'No regrets' over abandoned Atlantic row challenge
Despite a "catalogue of catastrophes" that saw two Atlantic rowers suffer a capsizing, endure countless equipment failures, days of drifting and severe injury, they say their only regret was having to pull out of the race.
"It was like something out of a horror movie," said Lauren Morton.
She suffered a 7cm (2.8in) gash to her head, "exposing bone", as the boat capsized while the rowers slept.
"Blood started flowing into my eye, I couldn't see anything and couldn't wipe it away quick enough.
"But to be honest I downplayed it [to the doctor on the phone], because there was no way I was going to get off that boat."
Ms Morton, 24, from Wetherby, and her friend Hannah Lawton, 25, from Stoke-on-Trent, were attempting to row 3,000 miles (4,828km) as part of the Talisker Whisky Atlantic Challenge.
They were one of 16 teams that set out from La Gomera in the Canary Islands in December, racing to Antigua in the Caribbean.
Drifting in Atlantic
For the University of West England students, the problems began even before the starting line and never let up.
Despite the setbacks, Ms Lawton said the relationship between the pair remained strong throughout.
"Many of the crews fell out and I've heard some of them aren't speaking to each other any more, but we didn't have any problems."
In the end, after 96 days at sea and 600 miles from the finish line, the two students called time on the challenge, arriving back in the UK on Saturday.
In La Gomera a cabin leak prevented them from doing any training and also meant they could not test the autohelm steering device, which failed within minutes, before later being "ripped off" in a storm.
"At the time we thought it was good luck, that things were going wrong on shore and we would have good luck on the water. But it didn't turn out like that," Ms Morton said.
"Now we think the boat was trying to tell us something."
Equipment failures and storms meant the students spent 44 days of the journey cramped inside a cabin the size of "half a single bed" - either at anchor, or drifting in the Atlantic.
"The overriding feeling for a lot of the journey was actually boredom, rather than worry," Ms Lawton said.
"In the end, we couldn't charge our iPads so we didn't have any entertainment. We didn't even have anything to read except instruction manuals.
"But we never fell out. We would try and grab some sleep when we could, chat and occasionally grab some fresh air, but the waves were so strong you couldn't be on deck or leave the door open for long.
"The waves were the size of houses.
"We were friends and used to row together at university, but I wouldn't say were close beforehand.
"We are now."
Ms Lawton said the pair even dealt calmly with storms, until their seven metre-long (22ft) boat capsized.
"It righted itself within seconds, but it left you a bit nervous whether another wave would take the boat over again."
They had taken on the challenge in memory of their friend Eleanor Ellis who died of cervical cancer aged 23.
"With every situation that happened we just kept on thinking obviously of El who was our inspiration and the determination and bravery she had shown through her illness," Ms Lawton said.

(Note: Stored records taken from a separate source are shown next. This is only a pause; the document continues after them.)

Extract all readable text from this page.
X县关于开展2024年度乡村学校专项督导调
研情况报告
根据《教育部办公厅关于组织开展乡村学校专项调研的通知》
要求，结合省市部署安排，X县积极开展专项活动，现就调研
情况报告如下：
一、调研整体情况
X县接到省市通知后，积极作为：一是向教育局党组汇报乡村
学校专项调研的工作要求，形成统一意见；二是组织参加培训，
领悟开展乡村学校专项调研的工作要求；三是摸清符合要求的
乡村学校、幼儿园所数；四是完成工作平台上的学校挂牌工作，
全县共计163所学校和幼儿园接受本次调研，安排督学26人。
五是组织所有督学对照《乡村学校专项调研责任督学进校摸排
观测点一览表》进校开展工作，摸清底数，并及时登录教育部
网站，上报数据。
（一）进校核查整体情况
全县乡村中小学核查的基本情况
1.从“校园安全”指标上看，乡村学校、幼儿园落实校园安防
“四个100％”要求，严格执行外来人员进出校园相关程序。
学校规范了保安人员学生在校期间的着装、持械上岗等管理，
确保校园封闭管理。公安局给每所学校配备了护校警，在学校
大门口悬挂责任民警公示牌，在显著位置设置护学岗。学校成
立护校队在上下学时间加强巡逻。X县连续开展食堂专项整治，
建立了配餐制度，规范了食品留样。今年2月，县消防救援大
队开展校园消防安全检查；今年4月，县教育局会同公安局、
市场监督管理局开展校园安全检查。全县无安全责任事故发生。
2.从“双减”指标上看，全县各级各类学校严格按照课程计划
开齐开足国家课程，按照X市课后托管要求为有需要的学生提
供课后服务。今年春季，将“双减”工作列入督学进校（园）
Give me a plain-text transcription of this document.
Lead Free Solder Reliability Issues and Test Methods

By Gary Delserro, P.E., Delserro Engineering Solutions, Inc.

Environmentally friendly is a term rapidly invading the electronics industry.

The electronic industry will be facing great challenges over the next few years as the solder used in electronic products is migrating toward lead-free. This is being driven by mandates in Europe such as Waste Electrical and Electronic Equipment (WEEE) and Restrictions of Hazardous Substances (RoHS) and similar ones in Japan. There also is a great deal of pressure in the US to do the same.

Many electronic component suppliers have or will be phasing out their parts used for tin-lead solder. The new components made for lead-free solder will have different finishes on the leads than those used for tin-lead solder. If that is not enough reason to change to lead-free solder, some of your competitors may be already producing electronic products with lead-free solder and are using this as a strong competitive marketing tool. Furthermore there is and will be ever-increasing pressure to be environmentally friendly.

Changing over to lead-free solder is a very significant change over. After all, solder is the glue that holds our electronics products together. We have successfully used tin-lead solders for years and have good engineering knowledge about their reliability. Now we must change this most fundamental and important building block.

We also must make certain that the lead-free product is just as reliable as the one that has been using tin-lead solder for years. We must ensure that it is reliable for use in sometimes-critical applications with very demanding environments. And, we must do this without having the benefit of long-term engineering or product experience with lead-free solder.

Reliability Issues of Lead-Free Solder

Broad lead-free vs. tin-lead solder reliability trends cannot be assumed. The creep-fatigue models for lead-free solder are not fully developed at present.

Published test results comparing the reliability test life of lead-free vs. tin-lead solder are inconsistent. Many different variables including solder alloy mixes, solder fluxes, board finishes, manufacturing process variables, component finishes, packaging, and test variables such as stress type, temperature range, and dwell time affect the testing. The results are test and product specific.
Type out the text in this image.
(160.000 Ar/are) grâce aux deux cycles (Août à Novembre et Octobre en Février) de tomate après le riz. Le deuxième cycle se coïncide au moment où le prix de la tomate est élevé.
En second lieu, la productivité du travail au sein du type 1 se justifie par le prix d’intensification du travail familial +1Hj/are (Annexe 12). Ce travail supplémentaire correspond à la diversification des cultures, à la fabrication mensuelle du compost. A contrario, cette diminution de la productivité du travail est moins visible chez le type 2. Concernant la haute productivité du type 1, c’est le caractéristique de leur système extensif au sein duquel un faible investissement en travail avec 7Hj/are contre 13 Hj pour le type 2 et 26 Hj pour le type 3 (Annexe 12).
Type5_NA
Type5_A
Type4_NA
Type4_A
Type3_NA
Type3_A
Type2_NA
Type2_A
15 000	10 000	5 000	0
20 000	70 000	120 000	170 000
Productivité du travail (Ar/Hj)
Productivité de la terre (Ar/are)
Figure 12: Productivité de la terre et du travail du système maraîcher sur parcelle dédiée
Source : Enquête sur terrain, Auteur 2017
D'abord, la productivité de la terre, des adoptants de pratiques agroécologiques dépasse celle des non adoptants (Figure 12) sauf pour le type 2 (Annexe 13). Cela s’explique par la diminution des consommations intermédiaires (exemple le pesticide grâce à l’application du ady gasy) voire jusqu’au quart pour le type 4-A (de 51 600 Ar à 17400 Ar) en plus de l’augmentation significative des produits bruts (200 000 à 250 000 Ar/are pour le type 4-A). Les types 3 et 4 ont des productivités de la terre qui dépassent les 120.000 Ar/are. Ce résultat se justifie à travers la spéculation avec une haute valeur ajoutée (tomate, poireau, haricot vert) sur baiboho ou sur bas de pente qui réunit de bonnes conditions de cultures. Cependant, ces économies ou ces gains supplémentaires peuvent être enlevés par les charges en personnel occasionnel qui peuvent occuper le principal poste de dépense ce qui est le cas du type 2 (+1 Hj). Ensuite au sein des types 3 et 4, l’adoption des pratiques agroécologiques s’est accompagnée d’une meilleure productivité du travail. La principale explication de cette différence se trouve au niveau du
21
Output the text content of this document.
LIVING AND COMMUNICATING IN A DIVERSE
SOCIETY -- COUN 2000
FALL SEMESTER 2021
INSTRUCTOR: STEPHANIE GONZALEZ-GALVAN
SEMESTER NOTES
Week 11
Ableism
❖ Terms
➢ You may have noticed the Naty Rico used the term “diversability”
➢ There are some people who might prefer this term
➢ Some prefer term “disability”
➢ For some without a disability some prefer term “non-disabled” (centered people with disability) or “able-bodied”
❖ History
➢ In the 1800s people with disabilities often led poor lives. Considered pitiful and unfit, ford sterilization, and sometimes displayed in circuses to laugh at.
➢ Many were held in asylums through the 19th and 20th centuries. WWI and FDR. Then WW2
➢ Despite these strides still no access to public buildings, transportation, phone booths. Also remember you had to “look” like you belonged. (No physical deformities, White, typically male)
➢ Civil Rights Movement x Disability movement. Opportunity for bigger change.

"To give up just because of a few things that had gone wrong seemed really pathetic compared with what she had gone through."
In the end, however, the decision was made for them.
"We were initially really happy because we knew a replacement rudder was on the way to us. But it didn't fit and the mood just plummeted," Ms Lawson said.
Even then, they turned down a free trip on the yacht to Antigua thinking that they could patch things up themselves.
Their attitude drew praise from race organisers, who described them as "shining examples" of "determination, courage and pure resolve".
Eighteen days later, however, after failing to fix the rudder, they called for rescue.
"We just looked at each other, knowing that was it," Ms Lawton said.
"We'd tried everything, so we didn't really have a choice, but it was incredibly frustrating having to finish about 600 miles from the finish line.
Rather than finishing in the Caribbean, the pair were picked up by a Belgian cargo ship and found themselves landing in Canada, in sub-zero temperatures.
Despite their experiences, the pair say they plan to take on the challenge again next year, in memory of their friend and see through "unfinished business".
To date they have raised about £14,000 for various charities and hope to add to that.
Before taking to the water again, they face another challenge, to raise another 20,000 Euros (£16,500) for the entry fee.